Chez Rosita

- ÉPISODE 6 -

Le prénom de ma femme est Rosita, c'est donc tout naturellement que nous avons nommé le bar que nous tenons "Chez Rosita". En fait, c'est plutôt une buvette à ciel ouvert, quelques tables sont disséminées ici et là sur le trottoir, dans l'ombre d'un tilleul centenaire. Notre véritable source de revenue est la laverie juste derrière, au rez-de-chaussée de l'immeuble dans lequel nous logeons au premier étage. Les clients, principalement des étudiants, s'installent aux tables, commandent un café ou un soda et potassent leurs cours, le temps que leurs lessives se fassent. Mon emploi est d'entretenir, parfois de réparer les machines à laver, de renseigner sur le bon programme à choisir selon le type de couleur ou d'étoffe, en somme, un métier de rêve. Je ne plaisante pas, j'aime ce boulot. Nous sommes là depuis deux décennies, on connait tout le monde dans le barrio, de temps en temps, des jeunes, études finies, reviennent nous voir des années plus tard, accompagnés de leur femme ou de leur homme, c'est selon, et de leurs marmots. Tous se remémorent le temps de l'insouciance, la laverie, mais aussi les soirées attablées à la terrasse à jouer aux échecs ou aux cartes.
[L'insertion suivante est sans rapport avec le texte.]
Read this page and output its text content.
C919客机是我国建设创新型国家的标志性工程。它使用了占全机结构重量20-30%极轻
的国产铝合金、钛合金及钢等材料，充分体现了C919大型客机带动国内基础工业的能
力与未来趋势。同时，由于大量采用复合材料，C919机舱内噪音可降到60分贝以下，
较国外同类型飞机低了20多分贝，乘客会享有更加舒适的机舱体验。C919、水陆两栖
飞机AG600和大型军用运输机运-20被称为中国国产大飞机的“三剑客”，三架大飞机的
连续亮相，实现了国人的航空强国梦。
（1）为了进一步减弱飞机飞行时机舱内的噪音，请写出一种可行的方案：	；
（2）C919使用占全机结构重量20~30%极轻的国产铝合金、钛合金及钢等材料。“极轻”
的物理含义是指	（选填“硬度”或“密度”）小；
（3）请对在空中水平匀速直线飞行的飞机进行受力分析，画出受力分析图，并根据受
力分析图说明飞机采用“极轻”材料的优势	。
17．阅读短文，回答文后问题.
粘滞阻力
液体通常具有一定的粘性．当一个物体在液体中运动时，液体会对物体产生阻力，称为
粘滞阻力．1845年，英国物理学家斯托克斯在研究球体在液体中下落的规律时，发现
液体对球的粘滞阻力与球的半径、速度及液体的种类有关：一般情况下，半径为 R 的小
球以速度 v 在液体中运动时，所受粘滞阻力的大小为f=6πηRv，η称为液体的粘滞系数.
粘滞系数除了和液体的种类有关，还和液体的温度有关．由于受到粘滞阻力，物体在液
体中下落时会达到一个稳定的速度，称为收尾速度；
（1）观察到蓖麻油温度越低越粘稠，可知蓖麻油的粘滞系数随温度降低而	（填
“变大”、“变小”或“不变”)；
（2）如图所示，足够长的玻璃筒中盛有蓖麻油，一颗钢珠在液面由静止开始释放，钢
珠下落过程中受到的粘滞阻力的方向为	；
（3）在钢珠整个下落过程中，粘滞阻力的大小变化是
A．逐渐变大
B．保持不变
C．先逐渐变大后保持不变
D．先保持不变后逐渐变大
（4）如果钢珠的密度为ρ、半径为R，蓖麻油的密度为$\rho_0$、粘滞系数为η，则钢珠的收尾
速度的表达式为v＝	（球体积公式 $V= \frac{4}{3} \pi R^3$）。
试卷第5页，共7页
C'est une période heureuse de leur vie qui les a marqués, à cette époque, les responsabilités ne les écrasaient pas encore, les crédits n'étaient pas encore maîtres de leur destin, quant à la retraite, l'horizon était tellement lointain que personne n'y songeait. Rosita est une femme qui a besoin de contacts humains, elle y trouve son équilibre et elle est heureuse qu'on se souvienne d'elle, que l'on revienne la voir, lui présenter les enfants, lui raconter la nouvelle vie que chacun s'est construite une fois les études terminées. Elle est contente d'occuper une place dans leurs souvenirs, moi, tu t'en doutes, je ne m'enchante que très rarement.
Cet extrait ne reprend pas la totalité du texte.